A nation or culture can decide on the definition that they want to use (maybe a combination of many other "standards"), and if the information is required by another external organisation, the data can be transformed effortlessly. Conversely, New Zealand organisations requesting information from an international organisation could automatically transform the data to the local format as it arrives. The only requirement for this to occur is the public availability of schemas or DTDs from all participating organisations.
Similar transformations occur internally. A schema describes every HES, and that schema is applied to the data to ensure correctly formatted data is sent to the requestor. This could implement some of the security requirements, as a radiologists HES schema could be different from a specialists or a GPs.

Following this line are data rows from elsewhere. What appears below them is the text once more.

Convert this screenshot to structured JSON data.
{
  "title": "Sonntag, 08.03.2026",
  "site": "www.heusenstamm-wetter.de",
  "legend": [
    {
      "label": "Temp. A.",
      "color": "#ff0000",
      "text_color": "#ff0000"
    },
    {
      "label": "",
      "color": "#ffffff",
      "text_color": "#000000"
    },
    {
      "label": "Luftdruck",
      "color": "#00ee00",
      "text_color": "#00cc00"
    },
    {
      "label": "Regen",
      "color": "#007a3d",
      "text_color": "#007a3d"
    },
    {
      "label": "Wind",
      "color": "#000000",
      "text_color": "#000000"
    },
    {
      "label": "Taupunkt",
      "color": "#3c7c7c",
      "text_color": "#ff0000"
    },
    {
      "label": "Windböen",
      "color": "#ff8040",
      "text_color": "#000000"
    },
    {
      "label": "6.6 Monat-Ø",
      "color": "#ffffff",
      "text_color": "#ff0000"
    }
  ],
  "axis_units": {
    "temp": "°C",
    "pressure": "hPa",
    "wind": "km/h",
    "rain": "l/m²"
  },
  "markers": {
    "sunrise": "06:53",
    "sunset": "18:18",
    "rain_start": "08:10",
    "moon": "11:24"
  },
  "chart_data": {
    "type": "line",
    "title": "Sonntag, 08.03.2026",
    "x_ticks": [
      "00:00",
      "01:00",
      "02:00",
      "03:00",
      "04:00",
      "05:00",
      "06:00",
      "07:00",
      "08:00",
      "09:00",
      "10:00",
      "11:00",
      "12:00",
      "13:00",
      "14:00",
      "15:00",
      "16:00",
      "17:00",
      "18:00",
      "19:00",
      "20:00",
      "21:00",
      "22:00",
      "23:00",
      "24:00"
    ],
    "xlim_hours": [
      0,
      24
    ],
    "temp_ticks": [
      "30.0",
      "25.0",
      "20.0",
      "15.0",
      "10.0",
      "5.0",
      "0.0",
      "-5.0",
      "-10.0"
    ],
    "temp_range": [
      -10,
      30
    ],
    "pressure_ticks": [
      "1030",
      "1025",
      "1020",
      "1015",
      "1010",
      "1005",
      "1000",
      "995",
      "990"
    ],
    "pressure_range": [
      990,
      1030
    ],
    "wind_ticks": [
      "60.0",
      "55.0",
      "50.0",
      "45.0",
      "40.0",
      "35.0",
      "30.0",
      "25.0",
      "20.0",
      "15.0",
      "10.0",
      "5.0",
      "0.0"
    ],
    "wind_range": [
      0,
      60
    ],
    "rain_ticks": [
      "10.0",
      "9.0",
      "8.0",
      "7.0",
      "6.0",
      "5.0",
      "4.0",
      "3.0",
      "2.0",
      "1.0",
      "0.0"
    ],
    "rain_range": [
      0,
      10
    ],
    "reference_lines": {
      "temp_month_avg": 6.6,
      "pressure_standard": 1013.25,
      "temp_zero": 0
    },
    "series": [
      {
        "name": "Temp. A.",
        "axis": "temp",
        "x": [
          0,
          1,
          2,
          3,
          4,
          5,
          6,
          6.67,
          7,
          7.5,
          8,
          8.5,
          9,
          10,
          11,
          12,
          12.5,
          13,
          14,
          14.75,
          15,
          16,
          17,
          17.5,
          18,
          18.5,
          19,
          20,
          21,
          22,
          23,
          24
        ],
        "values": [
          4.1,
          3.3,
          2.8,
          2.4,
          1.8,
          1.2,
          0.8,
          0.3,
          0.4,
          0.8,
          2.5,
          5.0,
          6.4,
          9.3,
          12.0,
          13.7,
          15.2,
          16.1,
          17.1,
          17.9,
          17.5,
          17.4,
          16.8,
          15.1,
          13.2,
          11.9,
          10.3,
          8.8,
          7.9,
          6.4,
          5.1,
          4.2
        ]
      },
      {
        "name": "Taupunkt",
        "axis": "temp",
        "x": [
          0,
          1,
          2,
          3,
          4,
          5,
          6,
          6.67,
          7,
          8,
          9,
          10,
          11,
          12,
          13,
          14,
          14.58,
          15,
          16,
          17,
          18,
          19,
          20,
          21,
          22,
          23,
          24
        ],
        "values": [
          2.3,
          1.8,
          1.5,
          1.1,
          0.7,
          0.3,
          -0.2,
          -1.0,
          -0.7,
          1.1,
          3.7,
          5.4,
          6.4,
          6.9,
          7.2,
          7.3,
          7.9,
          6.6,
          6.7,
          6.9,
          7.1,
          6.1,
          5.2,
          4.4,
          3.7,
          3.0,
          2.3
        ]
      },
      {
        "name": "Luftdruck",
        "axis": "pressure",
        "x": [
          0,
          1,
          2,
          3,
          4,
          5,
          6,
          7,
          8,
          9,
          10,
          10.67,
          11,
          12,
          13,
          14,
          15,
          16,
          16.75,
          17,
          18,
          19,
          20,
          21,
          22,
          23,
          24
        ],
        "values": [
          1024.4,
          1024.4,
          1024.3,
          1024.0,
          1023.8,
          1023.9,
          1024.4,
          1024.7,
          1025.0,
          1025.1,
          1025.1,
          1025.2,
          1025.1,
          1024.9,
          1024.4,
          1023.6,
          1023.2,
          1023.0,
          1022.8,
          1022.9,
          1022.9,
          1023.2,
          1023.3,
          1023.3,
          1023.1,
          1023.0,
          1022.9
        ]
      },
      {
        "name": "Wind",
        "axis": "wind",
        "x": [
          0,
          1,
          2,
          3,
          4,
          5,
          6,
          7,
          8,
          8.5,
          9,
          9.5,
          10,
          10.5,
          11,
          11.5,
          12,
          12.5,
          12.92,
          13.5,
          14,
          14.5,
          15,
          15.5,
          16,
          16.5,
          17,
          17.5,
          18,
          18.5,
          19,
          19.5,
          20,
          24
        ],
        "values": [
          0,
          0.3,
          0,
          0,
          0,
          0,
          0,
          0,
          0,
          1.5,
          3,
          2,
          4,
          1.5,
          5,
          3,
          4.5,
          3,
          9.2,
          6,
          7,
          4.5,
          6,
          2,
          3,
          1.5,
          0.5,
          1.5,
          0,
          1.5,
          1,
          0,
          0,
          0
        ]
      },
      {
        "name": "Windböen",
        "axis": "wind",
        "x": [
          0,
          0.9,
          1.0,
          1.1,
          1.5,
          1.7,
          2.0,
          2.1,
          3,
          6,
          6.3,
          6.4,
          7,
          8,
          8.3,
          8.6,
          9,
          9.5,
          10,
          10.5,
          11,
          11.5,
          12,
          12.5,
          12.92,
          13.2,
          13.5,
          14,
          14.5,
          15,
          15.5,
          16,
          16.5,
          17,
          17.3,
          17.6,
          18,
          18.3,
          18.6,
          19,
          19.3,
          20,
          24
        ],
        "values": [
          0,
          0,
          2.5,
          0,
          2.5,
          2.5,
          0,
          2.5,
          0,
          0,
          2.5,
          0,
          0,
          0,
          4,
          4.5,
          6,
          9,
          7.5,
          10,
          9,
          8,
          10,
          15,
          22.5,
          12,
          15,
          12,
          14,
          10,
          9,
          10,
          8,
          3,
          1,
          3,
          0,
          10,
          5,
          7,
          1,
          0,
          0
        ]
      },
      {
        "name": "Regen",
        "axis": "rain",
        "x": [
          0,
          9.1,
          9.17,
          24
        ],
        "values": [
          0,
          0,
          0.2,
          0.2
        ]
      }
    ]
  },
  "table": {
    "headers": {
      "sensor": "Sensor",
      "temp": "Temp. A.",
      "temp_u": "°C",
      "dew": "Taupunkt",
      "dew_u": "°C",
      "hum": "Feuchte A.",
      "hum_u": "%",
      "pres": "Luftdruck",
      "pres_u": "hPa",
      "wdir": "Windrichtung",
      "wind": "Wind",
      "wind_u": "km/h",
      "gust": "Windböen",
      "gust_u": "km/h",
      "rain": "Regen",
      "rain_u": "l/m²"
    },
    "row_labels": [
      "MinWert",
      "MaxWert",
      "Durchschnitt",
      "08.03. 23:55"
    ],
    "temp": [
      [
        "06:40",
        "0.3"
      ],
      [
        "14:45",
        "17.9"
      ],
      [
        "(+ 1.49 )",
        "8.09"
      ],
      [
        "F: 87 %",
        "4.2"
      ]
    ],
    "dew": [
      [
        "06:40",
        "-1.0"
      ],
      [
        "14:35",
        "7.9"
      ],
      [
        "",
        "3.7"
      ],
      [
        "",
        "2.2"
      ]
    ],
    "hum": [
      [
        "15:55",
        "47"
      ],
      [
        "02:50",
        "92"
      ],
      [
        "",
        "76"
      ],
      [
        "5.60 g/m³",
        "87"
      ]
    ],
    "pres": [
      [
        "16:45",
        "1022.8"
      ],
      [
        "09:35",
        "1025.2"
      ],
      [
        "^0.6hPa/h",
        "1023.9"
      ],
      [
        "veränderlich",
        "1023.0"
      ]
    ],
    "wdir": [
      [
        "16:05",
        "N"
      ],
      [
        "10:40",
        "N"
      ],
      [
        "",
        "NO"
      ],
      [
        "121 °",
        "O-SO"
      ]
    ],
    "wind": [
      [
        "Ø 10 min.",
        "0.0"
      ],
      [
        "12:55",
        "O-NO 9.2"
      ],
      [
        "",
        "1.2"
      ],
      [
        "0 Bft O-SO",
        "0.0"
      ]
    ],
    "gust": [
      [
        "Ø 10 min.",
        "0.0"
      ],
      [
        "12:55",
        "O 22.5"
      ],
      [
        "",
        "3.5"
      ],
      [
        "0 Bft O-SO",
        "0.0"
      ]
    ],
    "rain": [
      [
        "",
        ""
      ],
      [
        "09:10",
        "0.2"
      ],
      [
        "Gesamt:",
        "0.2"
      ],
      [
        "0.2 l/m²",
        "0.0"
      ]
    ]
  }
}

The Internet is chosen as the method of communication and HTTP as the delivery protocol because of the widespread availably and scalability of those services. The addition of medical entities, from a one-doctor practice to an entire hospital, is not complex.
Our model envisages the use of a server appliance that connects the medical entity to the Internet externally and to the "in-house" local area network and data stores. The server appliance at the GP end would be a normal computer at a cost of a few thousand dollars whereas the appliance at a large centre may need to be a high-performance machine costing tens of thousands; however, the functionality, level of security and software is the same, just on a different scale.

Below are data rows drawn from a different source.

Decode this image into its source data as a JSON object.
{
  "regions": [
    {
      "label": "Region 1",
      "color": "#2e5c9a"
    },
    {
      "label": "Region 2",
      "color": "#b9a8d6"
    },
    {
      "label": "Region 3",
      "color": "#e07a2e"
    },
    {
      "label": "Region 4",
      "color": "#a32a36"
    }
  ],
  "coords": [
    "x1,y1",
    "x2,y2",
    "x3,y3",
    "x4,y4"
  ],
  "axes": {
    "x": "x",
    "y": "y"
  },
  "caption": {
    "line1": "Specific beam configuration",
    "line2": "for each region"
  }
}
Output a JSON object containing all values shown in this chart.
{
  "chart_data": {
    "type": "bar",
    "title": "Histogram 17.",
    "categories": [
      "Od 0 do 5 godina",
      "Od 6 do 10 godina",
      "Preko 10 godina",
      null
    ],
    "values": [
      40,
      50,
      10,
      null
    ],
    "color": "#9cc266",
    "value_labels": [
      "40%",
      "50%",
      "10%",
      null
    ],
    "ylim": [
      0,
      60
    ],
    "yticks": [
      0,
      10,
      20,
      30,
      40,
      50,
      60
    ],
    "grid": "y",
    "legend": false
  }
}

The XML appliance would carry out the following functions:
All software elements (except one, described below) reside on the XML appliance, which makes it fully self-contained, and therefore easy to install and maintain. A small desktop application would exist on any computer requiring access to the access and transfer system. Strong authentication of the user could be established with a 'smartcard' containing the user's certificate or a biometric reader such as a thumbprint scanner. Smartcards can be handed to others, lost or stolen; thumbprints cannot. Thumbprint scanners are becoming more common and cost in the region of NZ$200, a very cost-effective solution.

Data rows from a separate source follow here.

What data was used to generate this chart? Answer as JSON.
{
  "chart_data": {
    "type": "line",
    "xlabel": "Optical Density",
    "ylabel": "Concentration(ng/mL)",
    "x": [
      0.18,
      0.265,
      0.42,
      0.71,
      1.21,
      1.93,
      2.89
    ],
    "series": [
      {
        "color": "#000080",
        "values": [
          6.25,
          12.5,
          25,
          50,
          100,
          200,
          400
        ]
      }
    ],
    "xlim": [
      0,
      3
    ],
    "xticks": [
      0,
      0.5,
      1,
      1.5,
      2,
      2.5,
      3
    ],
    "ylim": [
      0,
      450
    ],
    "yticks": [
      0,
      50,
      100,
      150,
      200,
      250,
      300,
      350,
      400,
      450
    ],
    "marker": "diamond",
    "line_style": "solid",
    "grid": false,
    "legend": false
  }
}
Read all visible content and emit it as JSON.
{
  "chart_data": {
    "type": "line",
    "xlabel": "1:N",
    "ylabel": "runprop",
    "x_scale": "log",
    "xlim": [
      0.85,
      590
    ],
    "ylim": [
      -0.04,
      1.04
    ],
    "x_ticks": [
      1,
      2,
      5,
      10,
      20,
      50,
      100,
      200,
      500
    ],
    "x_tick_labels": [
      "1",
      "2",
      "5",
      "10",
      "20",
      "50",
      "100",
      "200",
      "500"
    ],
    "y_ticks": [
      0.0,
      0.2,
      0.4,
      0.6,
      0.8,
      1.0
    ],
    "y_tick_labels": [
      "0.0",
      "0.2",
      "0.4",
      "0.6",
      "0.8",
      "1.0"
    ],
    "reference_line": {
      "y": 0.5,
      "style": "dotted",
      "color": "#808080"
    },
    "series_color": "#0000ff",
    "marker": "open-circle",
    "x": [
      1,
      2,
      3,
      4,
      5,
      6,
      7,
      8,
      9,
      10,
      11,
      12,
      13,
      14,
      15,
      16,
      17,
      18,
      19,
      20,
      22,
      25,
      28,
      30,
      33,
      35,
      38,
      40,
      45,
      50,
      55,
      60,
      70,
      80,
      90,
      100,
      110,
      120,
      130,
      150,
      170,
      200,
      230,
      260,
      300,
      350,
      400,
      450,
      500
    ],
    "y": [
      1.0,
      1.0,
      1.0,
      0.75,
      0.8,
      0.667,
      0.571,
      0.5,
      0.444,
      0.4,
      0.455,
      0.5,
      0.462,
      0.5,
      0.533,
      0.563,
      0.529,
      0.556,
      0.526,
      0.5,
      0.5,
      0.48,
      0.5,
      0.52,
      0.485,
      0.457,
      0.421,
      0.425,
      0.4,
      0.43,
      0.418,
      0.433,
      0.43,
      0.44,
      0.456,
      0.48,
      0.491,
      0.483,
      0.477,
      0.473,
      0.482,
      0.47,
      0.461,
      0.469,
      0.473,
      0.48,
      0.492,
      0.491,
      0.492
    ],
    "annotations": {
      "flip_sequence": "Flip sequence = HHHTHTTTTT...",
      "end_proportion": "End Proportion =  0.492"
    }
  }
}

We assume that there are several standard "practice management" software packages currently in use by GPs and others. Software on the XML appliance would link to those packages, allowing seamless extraction and insertion of data.
All security would be based on Public Key Infrastructure (PKI) and strong encryption based on the emerging US Government's implementation of its Advanced Encryption Standard (AES). All message would be encrypted and have certificates/signatures attached.
A central medical authority would act as (or outsource) the Certifying Authority (CA) issuing and revoking certificates and attributes.
To ensure secure communication channels, the Secure Socket Layer (SSL) protocol would be used to transport the encrypted messages so that no message could be "intercepted" or "faked". SSL is the most common security mechanism for e-commerce.
Only information that is allowed to be released, based on the requestors' attributes, would be transmitted.
The system briefly outlined above is a peer-to-peer messaging system utilising currently available software implementations of XML, XSL and SOAP standards. These standards are open and can be extended or developed by any competent organisation with expertise in this area.
RostersEtc Limited creates the type of low-cost XML appliance described in this document and can assemble a prototype or demonstration network to display the above techniques. We also create, and define XML Schemas and DTDs.
The low cost of this system arises from the use of existing infrastructure such as the Internet, Telecom's "ADSL" product (or equivalent) and the use of commercially available open-source standards currently in wide use in e-commerce.